Pro: No change to the JSON structure, the only schema change required is to extend the pattern that restricts the property value Con: Hacky, needs special parsing rule (not pure JSON) Con: Legacy consumers will fail in less obvious ways (fail to find entity rather than fail to parse)

Sibling property

    "inputs": [
        {
            "input_type": "sequence_file",
            "input_id": "f0b30770-a65a-429a-b7e1-858a7637f700",
            "snapshot_id": "b4d87b98-4a6e-4fb5-a9bb-2067c87023f9"
        }
    ]
    "inputs": [
        {
            "input_type": "sequence_file",
            "input_id": "f0b30770-a65a-429a-b7e1-858a7637f700",
            "snapshot_name": "hca_dev_20201203___20210219"
        }
    ]

Pro: Clean, JSONy Pro: Simple schema (adding optional property) Cons: Old readers will fail in less obvious ways (fail to find entity, rather than failing to parse)

Composite property

    "inputs": [
        {
            "input_type": "sequence_file",
            "input_id": {
                "entity": "f0b30770-a65a-429a-b7e1-858a7637f700",
                "snapshot": "b4d87b98-4a6e-4fb5-a9bb-2067c87023f9"
            }
        }
    ]
    "inputs": [
        {
            "input_type": "sequence_file",
            "input_id": {
                "entity": "f0b30770-a65a-429a-b7e1-858a7637f700",
                "snapshot": "hca_dev_20201203___20210219"
            }
        }
    ]

Pro: Clean Pro: Old clients fail in obvious ways Con: Complex schema (needs to support non-composite variant using oneOf)
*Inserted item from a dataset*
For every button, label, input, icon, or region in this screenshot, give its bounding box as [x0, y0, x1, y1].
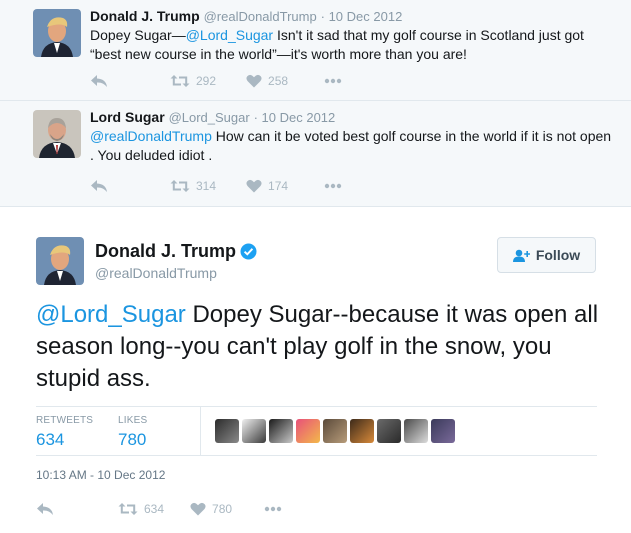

hannes-ucsc commented 3 years ago

Contrary to what I mentioned in stand-up, absence of this feature will not cause CGMs (neither hacky nor organic) to disappear if they coexist with access controlled (meta)data in the same project. We can put CGM subgraphs and access-controlled subgraphs in separate snapshots, even without this feature. This feature is only needed to index subgraphs with DCP/2-generated matrices, because only those involve stitching.

@theathorn

theathorn commented 3 years ago

Discussed with Kathleen and supporting DCP/2-generated matrices in a mixed open/controlled-access project is not a requirement for the initial phase. If we have a project with DCP/2-generated matrices, we can start by making the whole project controlled access.

hannes-ucsc commented 3 years ago

Just to confirm: Until we implement this feature, we are OK with preventing public access to DCP/2-generated matrices for access-controlled projects?

theathorn commented 3 years ago

Correct. Unauthenticated users should be able to see the project description for an access-controlled project but would need to apply for (and be granted) access to see any other data in the project, including the DCP/2-generated matrices.

theathorn commented 2 years ago

@hannes-ucsc "Recording an idea: have the importer or some other Monster component rewrite the entity references in links.json to include the snapshot name. That might be difficult because the table content would have to be rewritten before the snapshot is cut".